Police: *Activate nitro*
Sergi: *turns onto right side of highway*
Police: *spinout*
Sergi: And, we lost them. Now, let's get to Canterlot.

Once Sergi got to Canterlot, he was thinking on whether to sell his car or not.

At the hotel

Apyr: If we sell that car, then how will we compete in the other three races?
Sergi: We get a new one.
Apyr: I'm afraid we can't *grabs rule book* It says that when a racer enters a tournament with a car, he must stick with that car unless it gets wrecked in a race.
Sergi: The only way our car gets wrecked is if Braeburn does something to it.
Apyr: That won't be good. Why do you want to sell that car?
Sergi: The cops keep chasing us. By now, they're probably on their way to find the car, and tow it away.

In the apartment was a window, providing a good view of their car covered with a tarp.
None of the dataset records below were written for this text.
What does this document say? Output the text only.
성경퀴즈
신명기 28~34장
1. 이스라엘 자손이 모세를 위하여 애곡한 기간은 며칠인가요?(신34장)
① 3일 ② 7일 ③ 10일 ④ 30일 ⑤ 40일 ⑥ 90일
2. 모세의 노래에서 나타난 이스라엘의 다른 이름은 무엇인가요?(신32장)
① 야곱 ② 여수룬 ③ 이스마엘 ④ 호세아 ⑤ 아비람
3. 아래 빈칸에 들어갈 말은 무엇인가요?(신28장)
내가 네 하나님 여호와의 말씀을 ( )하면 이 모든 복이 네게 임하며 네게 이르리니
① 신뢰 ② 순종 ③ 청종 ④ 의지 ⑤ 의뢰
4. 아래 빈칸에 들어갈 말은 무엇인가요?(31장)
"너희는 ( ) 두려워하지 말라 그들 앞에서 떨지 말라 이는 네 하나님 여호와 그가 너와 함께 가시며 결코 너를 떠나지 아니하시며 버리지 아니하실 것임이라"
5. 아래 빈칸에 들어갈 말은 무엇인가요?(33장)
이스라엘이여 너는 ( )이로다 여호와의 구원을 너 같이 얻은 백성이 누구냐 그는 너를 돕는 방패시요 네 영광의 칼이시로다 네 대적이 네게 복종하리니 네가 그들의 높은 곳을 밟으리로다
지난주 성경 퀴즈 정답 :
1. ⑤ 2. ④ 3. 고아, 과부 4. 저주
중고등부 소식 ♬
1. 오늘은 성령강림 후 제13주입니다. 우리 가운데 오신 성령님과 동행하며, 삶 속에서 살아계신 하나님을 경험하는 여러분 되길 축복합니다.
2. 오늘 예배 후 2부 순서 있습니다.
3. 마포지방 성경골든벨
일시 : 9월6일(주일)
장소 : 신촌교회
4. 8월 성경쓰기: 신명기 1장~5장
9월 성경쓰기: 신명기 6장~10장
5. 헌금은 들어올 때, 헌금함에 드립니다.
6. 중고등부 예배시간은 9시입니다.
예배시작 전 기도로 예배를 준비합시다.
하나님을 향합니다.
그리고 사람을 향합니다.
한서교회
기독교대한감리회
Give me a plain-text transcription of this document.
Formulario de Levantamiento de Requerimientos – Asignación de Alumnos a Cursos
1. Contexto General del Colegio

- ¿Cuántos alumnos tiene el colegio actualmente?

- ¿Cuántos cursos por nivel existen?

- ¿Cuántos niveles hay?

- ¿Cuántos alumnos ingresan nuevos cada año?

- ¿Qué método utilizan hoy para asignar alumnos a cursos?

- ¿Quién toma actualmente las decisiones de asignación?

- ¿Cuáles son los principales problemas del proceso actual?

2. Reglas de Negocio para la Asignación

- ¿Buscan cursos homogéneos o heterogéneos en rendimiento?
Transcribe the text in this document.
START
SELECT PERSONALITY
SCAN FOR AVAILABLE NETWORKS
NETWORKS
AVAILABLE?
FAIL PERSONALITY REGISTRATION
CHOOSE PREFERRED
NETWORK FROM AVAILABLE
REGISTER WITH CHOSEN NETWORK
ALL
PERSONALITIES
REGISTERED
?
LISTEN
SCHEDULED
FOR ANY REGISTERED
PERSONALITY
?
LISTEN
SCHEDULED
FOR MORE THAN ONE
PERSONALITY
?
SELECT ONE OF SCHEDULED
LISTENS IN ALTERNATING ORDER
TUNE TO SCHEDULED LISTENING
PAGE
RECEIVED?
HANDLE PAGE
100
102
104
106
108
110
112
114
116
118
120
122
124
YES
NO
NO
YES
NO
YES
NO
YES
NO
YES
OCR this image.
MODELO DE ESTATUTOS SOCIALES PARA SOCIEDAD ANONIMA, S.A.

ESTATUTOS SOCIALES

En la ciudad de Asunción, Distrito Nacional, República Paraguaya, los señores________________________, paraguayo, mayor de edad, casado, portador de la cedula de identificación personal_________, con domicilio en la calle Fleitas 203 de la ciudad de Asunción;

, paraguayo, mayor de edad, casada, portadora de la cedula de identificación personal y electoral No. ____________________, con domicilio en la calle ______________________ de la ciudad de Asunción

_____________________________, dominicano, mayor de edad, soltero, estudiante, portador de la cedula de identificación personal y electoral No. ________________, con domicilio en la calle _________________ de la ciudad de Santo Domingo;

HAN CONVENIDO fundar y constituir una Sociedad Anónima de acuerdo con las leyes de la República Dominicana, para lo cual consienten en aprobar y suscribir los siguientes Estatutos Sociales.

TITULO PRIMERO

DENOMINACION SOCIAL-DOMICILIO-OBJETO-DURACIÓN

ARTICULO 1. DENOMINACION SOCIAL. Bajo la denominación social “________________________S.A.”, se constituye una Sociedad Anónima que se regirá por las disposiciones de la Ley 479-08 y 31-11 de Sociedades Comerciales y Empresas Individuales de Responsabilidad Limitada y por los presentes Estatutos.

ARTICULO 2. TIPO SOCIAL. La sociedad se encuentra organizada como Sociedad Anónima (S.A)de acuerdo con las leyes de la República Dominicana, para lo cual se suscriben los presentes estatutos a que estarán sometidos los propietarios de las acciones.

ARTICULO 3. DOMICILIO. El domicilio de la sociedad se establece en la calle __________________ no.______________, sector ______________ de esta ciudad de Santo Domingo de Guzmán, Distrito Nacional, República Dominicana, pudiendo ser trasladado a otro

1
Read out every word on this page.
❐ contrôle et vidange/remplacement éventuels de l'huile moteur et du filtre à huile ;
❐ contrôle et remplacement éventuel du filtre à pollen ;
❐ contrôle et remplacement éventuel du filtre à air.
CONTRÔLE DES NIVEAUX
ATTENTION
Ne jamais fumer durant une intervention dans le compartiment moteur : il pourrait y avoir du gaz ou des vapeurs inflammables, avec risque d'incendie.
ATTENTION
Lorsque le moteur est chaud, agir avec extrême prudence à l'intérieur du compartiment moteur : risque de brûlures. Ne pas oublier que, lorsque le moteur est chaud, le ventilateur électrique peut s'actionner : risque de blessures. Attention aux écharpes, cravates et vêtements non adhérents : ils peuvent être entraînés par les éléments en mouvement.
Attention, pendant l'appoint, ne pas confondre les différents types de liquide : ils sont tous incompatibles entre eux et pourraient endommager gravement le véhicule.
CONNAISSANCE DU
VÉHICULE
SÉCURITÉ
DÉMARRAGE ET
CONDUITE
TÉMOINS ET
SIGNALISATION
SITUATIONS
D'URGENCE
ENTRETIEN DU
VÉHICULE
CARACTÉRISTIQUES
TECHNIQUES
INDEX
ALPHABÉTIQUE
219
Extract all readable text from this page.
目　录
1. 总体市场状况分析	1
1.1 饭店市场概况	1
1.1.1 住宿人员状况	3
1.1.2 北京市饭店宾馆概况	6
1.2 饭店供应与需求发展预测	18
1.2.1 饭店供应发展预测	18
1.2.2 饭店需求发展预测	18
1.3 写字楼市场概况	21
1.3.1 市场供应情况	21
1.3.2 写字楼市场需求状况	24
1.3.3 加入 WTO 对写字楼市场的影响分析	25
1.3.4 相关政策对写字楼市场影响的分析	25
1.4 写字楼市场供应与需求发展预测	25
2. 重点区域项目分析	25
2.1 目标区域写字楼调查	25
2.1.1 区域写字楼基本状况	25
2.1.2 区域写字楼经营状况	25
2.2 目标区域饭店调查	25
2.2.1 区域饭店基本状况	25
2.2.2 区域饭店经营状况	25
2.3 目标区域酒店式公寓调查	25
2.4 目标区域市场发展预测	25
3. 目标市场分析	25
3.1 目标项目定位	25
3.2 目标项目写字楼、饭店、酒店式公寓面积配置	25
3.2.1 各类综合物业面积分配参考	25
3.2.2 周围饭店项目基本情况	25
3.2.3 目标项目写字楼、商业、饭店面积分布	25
The next morning, Sergi woke up, but when he looked out the window, his car was missing.

Sergi: Where did it go?!
Apyr: *driving car*
Sergi: *looks for Apyr* Apyr?! No response!
Apyr: *parks car*
Sergi: *running down stairs*
Apyr: *enters hotel*
Sergi: *sees Apyr* There you are. The car is missing!
Apyr: No it isn't. I drove it to get more gas.
Sergi: Did you cover it with the tarp?
Apyr: Yes. It's safe Sergi.

After lunch, Sergi, and Apyr went to the Canterlot raceway.
Canterlot Raceway
Canterlot Raceway

Flag pony: Good afternoon you two.
Sergi: Hello.
Braeburn: Howdy robbers.
Apyr: Howdy, stupid equestrian cowcolt.
Braeburn: Both of y'all are rude, ya know that?
Sergi: Says the stallion that started picking on us for no reason!
Apyr: Sergi! Save it for the race.
Braeburn: Yeah "Sergi" *sticks out tongue*
Sergi: To hell with you!

The race in Canterlot was going to begin soon. Some more ponies joined in the race, including Rainbow Dash.

Flag pony: On your mark!
Sergi: *Revs engine*
Flag pony: Get set!
Braeburn: *Revs engine*
Flag pony: Go!
Sergi: *floors it*
Braeburn: *passes*
Sergi: No way. *shifts up*
Rainbow Dash: *passes Braeburn*
Apyr: We're in third now Sergi.
Sergi: Great.
Braeburn: *blocking Rainbow Dash*
Rainbow Dash: Come on! Doesn't he recognize me?
Sergi: Getting past Braeburn could be difficult.
Braeburn: *drifts*
Rainbow Dash: *hits Sergi*
Sergi: Great. We have a female driver against us.
Braeburn: *floors it*
Apyr: Forget her Sergi. Braeburn is getting ahead!
Sergi: *floors it*

The bridge was coming up.

Braeburn: *blocks Sergi*
Apyr: This guy really must enjoy annoying ponies.
Sergi: He can try to annoy me all he wants, it won't work. *rams Braeburn*
Braeburn: *brakes*
Sergi: Whoa! *drives off bridge*
Apyr: Wait, we're in first now!
Sergi: *lands car*
Apyr: Quick! In reverse!
Sergi: *backs up*
Braeburn: *gets close* Come on, move that car outta my way!
Sergi: *does rockford turn*
Braeburn: Ah! *nearly hits wall*

Catching up was Soarin, in his rally car. Even though there was no dirt on the track.

Soarin: *passes Braeburn*
Sergi: Ha! Thanks to Soarin, we are in two positions ahead of Braeburn.
Apyr: That's great Sergi.
Braeburn: I gotta push his car outta my way! *floors it*
Sergi: *passes starting line* Last lap.
Apyr: We'll have this race in the bag.
Braeburn: *pushes Soarin into wall*
Soarin: No!! *crashes* Well, at least I have a huge supply of pie at my house. *falls asleep*
Rainbow Dash: *passes Soarin* He's dead!! I'm going to get Braeburn for this!
Sergi: Let's see how he likes it *drifts*
Braeburn: *Swerving* I can't see anything!
Rainbow Dash: *pushes Braeburn's car*
Braeburn: I'm going faster? YES!!!!
Rainbow Dash: *spins Braeburn out*
Braeburn: NOOOOoOoooOoooooOoOOO *hits wall* Dumb mare *turns key* My car won't start because of her!!! *turns key*

Meanwhile towards the finish line.

Sergi: *wins*
Announcer: Sergi wins again! In second place is the manticore, who had a huge monster truck, but went for smaller tires, and lowered his suspension.
Rainbow Dash: *Gets third*
Announcer: And the top three winners are Sergi, the manticore, and Rainbow Dash. They, along with the ponies that get 4th, and 5th will continue to the next part of the Grand Prix, at the Ponyville Circuit.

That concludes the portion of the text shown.